Nous ne devons pas perdre de vue l’arsenal répressif judiciaire à travers l’article 80 du Code Pénal sénégalais qui condamne de manière ferme toute prise de position virulente voire acerbe à l’encontre du président de la République. Cet article 80 est utilisé par le procureur de la République  comme un épée de Damoclès sur la tête des citoyens sénégalais en vue de réduire drastiquement l’exercice des libertés publiques.

Notre compatriote Amy Collé Dieng est en prison pour un délit d’opinion. Toutefois, j’estime qu’en dépit même de la gravité de son discours dans notre inconscient collectif, sa place n’est pas en prison. L’autorité publique doit faire preuve de dépassement, de sagesse, de mansuétude  et arrêter illico presto d’intimider les populations à travers le communiqué du procureur de la République Serigne Bassirou Gueye.  

Les menaces du procureur de la République peuvent se révéler improductives en raison même de sa tentative avouée de restreindre les libertés publiques. Il serait plus judicieux de procéder à une autre approche de sensibilisation  des citoyens sénégalais sur l’éthique républicaine à adopter dans les réseaux sociaux tout en exprimant de façon objective et responsable son opinion en évitant, malgré une certaine tentation de sortir de ses gonds et de formuler froidement sa colère voire son ressentiment, d’insulter ou de proférer des mots dégradants.

Tous les citoyens sénégalais qui refusent et condamnent énergiquement les sorties acerbes à l’encontre du président de la République, doivent également militer activement pour l’adoption d’une loi interdisant le cumul des fonctions de chef de l’Etat et président de parti politique ou de coalition.

C’est ce mélange des genres inacceptable dans une démocratie représentative digne de ce nom qui permet et favorise les excès et les écarts de langage de certains opposants, qui par ailleurs,  ont toute la latitude de  dénoncer et de condamner avec fermeté les prises de position voire la gestion du président de la République.

Nous devons réécouter froidement les propos de madame Amy Collé Dieng et accepter le fait que ce genre de discours ne doit pas heurter outre mesure dans une République démocratique. Un magistrat honnête et soucieux du respect de la légalité ne peut cautionner en toute indépendance la condamnation de madame Amy Collé Dieng pour un délit d’opinion.

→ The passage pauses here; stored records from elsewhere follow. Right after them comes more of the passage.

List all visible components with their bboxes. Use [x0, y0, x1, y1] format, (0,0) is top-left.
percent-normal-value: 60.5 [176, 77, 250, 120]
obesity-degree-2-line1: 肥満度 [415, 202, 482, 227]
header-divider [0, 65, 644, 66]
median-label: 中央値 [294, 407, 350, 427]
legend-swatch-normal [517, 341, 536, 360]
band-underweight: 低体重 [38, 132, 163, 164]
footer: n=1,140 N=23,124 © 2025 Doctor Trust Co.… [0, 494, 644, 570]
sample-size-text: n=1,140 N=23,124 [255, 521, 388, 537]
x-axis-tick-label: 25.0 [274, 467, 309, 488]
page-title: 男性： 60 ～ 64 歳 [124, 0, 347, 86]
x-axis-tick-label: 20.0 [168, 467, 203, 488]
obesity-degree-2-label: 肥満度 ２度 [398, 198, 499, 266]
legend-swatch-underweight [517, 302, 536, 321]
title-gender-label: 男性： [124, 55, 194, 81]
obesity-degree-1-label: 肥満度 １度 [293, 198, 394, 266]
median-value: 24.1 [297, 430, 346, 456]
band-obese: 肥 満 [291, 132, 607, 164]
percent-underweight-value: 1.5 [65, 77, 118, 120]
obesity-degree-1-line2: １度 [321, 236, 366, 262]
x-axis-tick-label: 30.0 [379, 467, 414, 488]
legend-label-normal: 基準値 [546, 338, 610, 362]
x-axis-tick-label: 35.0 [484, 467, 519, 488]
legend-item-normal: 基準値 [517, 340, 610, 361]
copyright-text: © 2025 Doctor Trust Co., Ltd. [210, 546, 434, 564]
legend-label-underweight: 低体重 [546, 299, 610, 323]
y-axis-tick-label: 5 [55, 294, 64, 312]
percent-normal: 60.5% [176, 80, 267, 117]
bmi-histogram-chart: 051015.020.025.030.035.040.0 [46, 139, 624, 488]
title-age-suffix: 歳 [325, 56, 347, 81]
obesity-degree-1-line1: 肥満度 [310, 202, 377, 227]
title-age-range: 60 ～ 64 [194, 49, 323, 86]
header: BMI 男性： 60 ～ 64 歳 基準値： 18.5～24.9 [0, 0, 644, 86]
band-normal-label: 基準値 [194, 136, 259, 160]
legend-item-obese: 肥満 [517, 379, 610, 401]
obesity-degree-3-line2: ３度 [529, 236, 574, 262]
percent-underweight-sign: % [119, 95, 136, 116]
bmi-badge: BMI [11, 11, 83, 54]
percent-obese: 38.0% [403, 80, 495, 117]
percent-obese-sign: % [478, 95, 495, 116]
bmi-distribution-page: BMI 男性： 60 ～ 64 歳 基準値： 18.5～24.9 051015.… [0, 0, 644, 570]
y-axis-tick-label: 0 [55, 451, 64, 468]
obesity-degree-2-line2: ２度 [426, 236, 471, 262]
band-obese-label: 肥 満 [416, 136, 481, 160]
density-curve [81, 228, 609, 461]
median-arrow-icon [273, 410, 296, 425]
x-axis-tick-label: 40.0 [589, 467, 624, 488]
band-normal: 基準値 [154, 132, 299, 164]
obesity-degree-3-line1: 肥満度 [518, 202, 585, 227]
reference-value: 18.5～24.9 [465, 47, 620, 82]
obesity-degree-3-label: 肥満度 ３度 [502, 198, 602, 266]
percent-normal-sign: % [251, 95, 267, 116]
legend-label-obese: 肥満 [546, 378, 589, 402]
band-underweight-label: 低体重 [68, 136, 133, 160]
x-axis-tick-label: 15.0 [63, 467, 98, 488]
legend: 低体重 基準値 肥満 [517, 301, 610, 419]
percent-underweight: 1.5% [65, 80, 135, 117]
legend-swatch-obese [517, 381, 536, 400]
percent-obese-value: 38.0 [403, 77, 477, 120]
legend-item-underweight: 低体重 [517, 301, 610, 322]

Par ailleurs, je ne comprends pas à l'exception notable de monsieur Alioune Tine le silence coupable voire complice de la société civile sur les dérives autoritaires de nos autorités visant à remettre en cause l’exercice des libertés publiques notamment le droit à l’expression et les défenseurs des droits de l’homme.

Je suis d’avis que c’est  difficile de faire  ce bond significatif dans la protection des droits des citoyens dans une société encore fortement ancrée dans des considérations aristocratiques voire traditionnelles qui militent activement dans le sens d’une réduction drastique des libertés  publiques et un enfermement dans un seul modèle de représentation de la réalité sociale.